He realized that heart disease was not a personal problem, but a population problem. His search for a solution led him to a huge undertaking: start with 2-6 year olds, teach them healthy habits, and measure the retention over time until they are 20 years old.
This longitudinal study presented challenges including funding and participants but persevered despite them, headed by Dr. Fuster’s passionate refusal to back down from a fight. The Resilient Heart highlights this study done in Bogata, Columbia and examines similar projects being done in Eldoret (Kenya), Grenada, Madrid (Spain), and Harlem (NYC).

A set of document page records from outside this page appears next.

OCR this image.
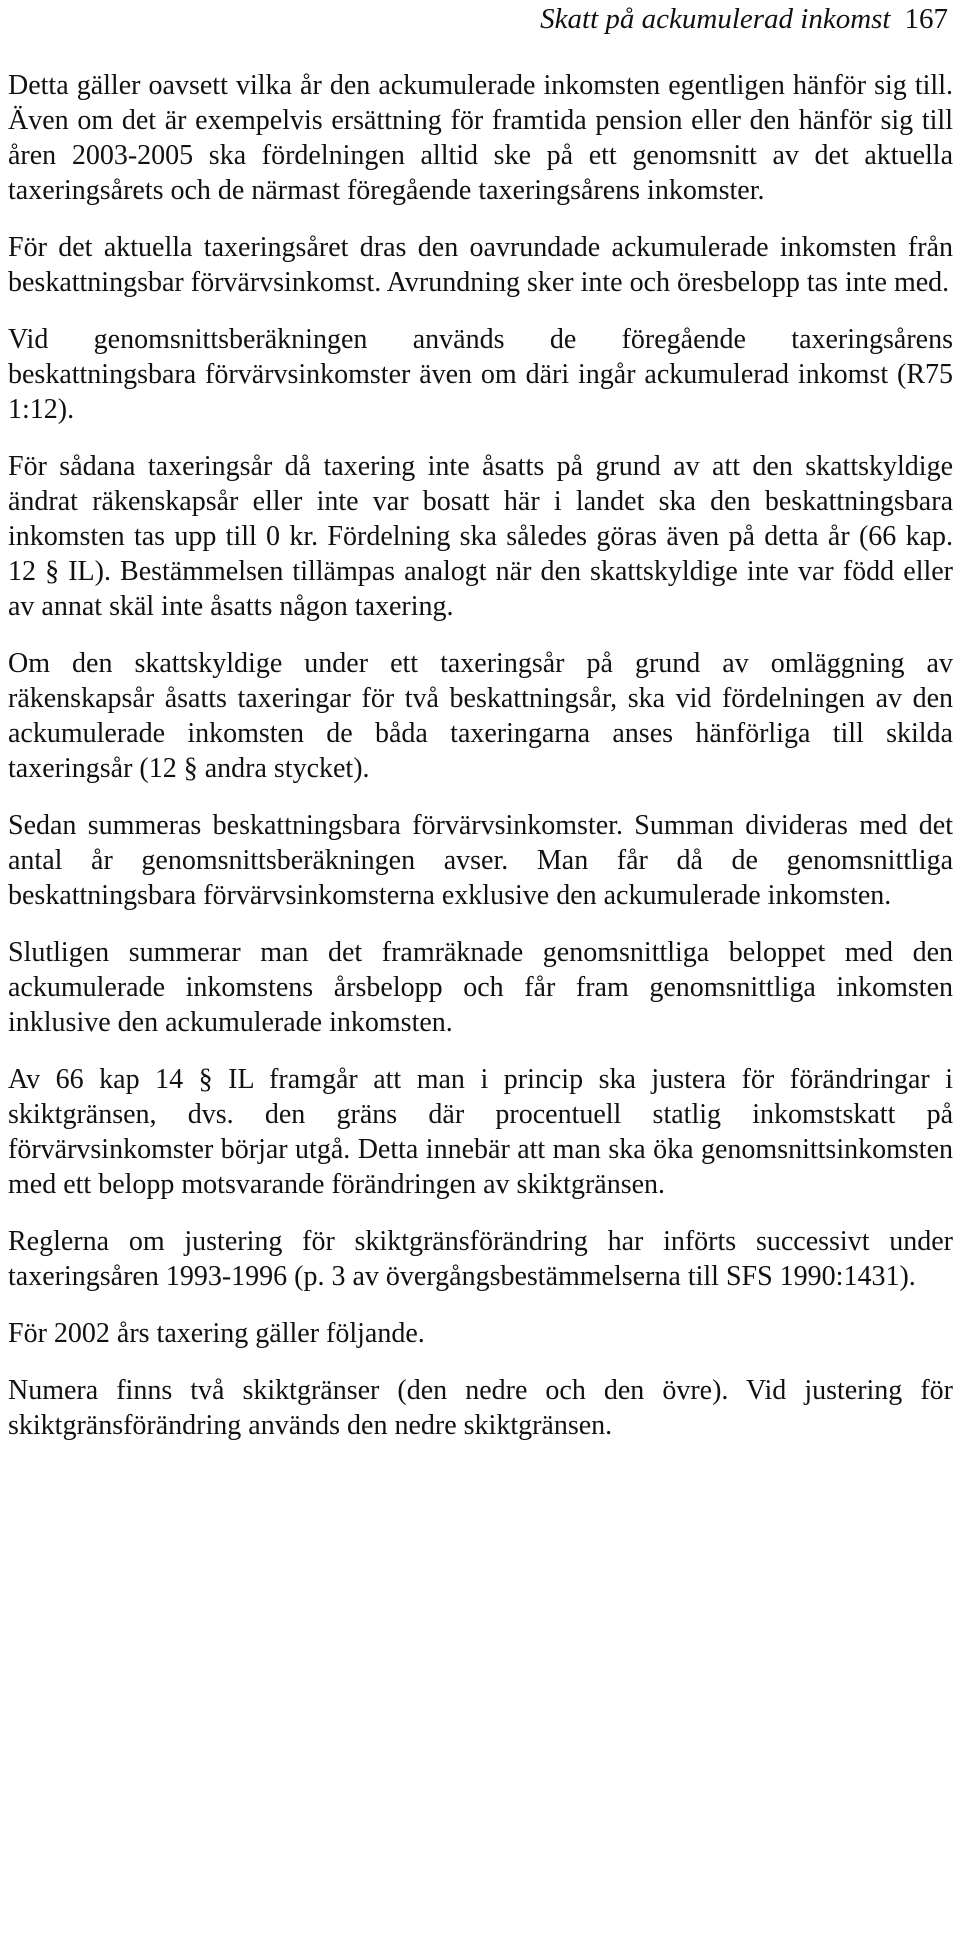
Skatt på ackumulerad inkomst 167

Detta gäller oavsett vilka år den ackumulerade inkomsten egentligen hänför sig till. Även om det är exempelvis ersättning för framtida pension eller den hänför sig till åren 2003-2005 ska fördelningen alltid ske på ett genomsnitt av det aktuella taxeringsårets och de närmast föregående taxeringsårens inkomster.

För det aktuella taxeringsåret dras den oavrundade ackumulerade inkomsten från beskattningsbar förvärvsinkomst. Avrundning sker inte och öresbelopp tas inte med.

Vid genomsnittsberäkningen används de föregående taxeringsårens beskattningsbara förvärvsinkomster även om däri ingår ackumulerad inkomst (R75 1:12).

För sådana taxeringsår då taxering inte åsatts på grund av att den skattskyldige ändrat räkenskapsår eller inte var bosatt här i landet ska den beskattningsbara inkomsten tas upp till 0 kr. Fördelning ska således göras även på detta år (66 kap. 12 § IL). Bestämmelsen tillämpas analogt när den skattskyldige inte var född eller av annat skäl inte åsatts någon taxering.

Om den skattskyldige under ett taxeringsår på grund av omläggning av räkenskapsår åsatts taxeringar för två beskattningsår, ska vid fördelningen av den ackumulerade inkomsten de båda taxeringarna anses hänförliga till skilda taxeringsår (12 § andra stycket).

Sedan summeras beskattningsbara förvärvsinkomster. Summan divideras med det antal år genomsnittsberäkningen avser. Man får då de genomsnittliga beskattningsbara förvärvsinkomsterna exklusive den ackumulerade inkomsten.

Slutligen summerar man det framräknade genomsnittliga beloppet med den ackumulerade inkomstens årsbelopp och får fram genomsnittliga inkomsten inklusive den ackumulerade inkomsten.

Av 66 kap 14 § IL framgår att man i princip ska justera för förändringar i skiktgränsen, dvs. den gräns där procentuell statlig inkomstskatt på förvärvsinkomster börjar utgå. Detta innebär att man ska öka genomsnittsinkomsten med ett belopp motsvarande förändringen av skiktgränsen.

Reglerna om justering för skiktgränsförändring har införts successivt under taxeringsåren 1993-1996 (p. 3 av övergångsbestämmelserna till SFS 1990:1431).

För 2002 års taxering gäller följande.

Numera finns två skiktgränser (den nedre och den övre). Vid justering för skiktgränsförändring används den nedre skiktgränsen.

Of course the research being done stands on its own as significant and worth hearing about, but Dr. Fuster and his team humanize the experience. The research is the “what” but the team fills in the “why” for viewers following the journey from conception to implementation. Through his work, Dr. Fuster expanded his reach with his emphasis on mentorship. This is where the film really dug in deep, speaking to the importance of remembering that research is not a cold, calloused thing, and neither is social change. These things are vibrant and full of life when we allow them to be, and Dr. Fuster is a constant reminder of that.
The film allowed viewers to see familiar scenes, waiting rooms full of people anxious to know why they do not feel well, and perhaps some unfamiliar scenes with attentive doctors and healthcare workers pausing in their busy day to look someone in the eye and know them.
Celebrity trainer and heart attack survivor Bob Harper (The Biggest Loser) hosted a Q&A after the screening of the film during which Dr. Fuster commented on the profound significance of the human connection, stating that without it there will be no change. People listen to what he has to say because he and his team approach them from a place of humility, kindness, and compassion. Waltzing in and telling them what to do will never work. Instead, they come alongside vulnerable populations to combat the spreading issue of heart disease.
Overall the film was well edited, giving credit to Susan Froemke and her team for being expert story tellers. At no time during the journey into Dr. Fuster’s world did I ever lose interest. Each piece fed into the next, building and compounding to construct the gorgeous final product that highlighted the beauty of humanity even in the face of what may appear to be an insurmountable problem.
Perhaps most inspiring was Dr. Fuster’s commentary on why he does this work despite the challenges. He said he came from the right family, the right education, the right upbringing, and has experienced many privileges in life. Therefore, it seemed obvious what he needed to do with his life: make a difference in someone else’s. His hope is what we all hope, that we can look back on our lives and say, “Hey, I made at least a little difference in the world.”
The Resilient Heart is a relevant, inspiring film that highlights a global medical crisis and celebrates the people who have stepped up to face it head on. I challenge anyone who watches it to resist being inspired by Dr. Fuster’s humble approach to helping others.